Project Pine, a joint research study by the New York Innovation Center at the New York Fed and BIS Innovation Hub, found that central banks could customize and deploy policy implementation tools using programmable smart contracts in a potential future state where commercial banks and other private sector financial institutions have widely adopted tokenization for wholesale payments and securities settlement.
Over the last decade, experimentation with distributed ledger technology (DLT) has spread from early adopters and software start-ups to traditional commercial banks and financial market infrastructure.
Project Pine assumes a future state in which commercial banks and other private sector financial institutions have widely adopted tokenization for wholesale payments and securities settlement. In this state, central banks may need to use tokenization and smart contracts to fulfill their role of ensuring monetary and financial stability.
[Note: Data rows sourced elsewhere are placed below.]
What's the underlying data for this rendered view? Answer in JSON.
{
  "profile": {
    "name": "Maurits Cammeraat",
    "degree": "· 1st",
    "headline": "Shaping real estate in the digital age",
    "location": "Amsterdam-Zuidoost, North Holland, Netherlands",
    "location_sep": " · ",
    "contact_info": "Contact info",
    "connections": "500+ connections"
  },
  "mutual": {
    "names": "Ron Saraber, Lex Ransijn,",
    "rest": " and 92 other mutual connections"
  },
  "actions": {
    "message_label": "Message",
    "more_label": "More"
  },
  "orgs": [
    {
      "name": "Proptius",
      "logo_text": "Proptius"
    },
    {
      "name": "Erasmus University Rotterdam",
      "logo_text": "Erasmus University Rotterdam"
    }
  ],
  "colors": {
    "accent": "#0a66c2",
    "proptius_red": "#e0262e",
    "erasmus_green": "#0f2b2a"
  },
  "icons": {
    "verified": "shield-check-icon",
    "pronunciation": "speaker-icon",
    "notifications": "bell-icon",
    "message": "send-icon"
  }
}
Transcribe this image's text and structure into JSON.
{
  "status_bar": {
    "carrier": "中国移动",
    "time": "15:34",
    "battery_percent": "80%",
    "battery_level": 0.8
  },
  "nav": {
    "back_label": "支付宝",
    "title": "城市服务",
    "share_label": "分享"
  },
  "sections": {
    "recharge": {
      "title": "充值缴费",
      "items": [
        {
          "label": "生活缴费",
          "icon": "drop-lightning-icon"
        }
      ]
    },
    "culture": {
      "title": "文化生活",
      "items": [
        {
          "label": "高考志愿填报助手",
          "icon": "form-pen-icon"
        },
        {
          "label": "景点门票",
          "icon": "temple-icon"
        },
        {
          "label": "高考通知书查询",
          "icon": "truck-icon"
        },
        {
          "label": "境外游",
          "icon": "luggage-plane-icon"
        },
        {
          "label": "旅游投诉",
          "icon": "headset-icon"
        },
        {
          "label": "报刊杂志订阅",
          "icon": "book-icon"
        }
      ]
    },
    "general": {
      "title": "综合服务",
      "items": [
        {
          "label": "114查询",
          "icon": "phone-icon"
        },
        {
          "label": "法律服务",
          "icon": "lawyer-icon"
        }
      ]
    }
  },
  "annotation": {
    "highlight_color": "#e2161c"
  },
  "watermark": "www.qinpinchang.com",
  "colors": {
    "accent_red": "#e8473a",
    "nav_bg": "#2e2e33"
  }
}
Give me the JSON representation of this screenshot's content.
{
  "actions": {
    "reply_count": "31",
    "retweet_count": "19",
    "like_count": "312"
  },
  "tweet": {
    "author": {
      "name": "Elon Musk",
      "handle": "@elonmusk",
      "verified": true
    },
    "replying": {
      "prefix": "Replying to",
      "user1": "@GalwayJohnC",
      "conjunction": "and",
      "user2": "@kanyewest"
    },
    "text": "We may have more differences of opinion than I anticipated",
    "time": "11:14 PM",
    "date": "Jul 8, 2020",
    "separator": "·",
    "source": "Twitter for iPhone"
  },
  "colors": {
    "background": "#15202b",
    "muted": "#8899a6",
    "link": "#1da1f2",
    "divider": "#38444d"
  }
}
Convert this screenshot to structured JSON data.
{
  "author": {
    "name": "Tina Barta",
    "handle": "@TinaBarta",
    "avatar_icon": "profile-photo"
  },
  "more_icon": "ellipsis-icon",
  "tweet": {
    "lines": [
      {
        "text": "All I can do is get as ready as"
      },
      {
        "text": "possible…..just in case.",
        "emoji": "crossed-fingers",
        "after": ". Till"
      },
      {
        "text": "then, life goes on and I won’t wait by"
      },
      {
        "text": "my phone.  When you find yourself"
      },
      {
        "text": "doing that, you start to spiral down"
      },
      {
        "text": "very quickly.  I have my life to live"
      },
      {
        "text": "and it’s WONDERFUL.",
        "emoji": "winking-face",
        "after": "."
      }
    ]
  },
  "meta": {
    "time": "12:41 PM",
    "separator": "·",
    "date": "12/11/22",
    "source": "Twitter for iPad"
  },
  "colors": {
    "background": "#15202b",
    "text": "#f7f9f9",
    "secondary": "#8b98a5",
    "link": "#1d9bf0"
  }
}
Project Pine generated the prototype of a generic monetary policy implementation tokenized toolkit. The prototype was designed to be technically modifiable for different central banks’ monetary policy frameworks and calibrated to conduct standard or emergency market operations.
The toolkit prototype was created in consultation with central banks' financial markets advisors from multiple jurisdictions who helped outline the project scope and specific design requirements. It is not particular to any currency or jurisdiction. It can fulfill a common set of central bank implementation requirements, including paying interest on reserves, open market operations, and collateral management.
The toolkit was tested against 10 hypothetical scenarios simulating normal market dynamics and stress events. Each scenario was designed using historical data inputs on past market events including interest rate tightening and easing cycles, quantitative easing and tightening cycles, and periods of strained market liquidity or broader disruptions in markets.
The prototype successfully responded and instantaneously carried out the intended operation under the varying market conditions and was consistent with the central bank’s desired liquidity environment.
Project Pine proved the technical viability of tokenization and smart contracts as a tool for central bank policy implementation in a future state in which tokenization has been widely adopted. It highlighted areas for further research and analysis related to interoperability and data standardization.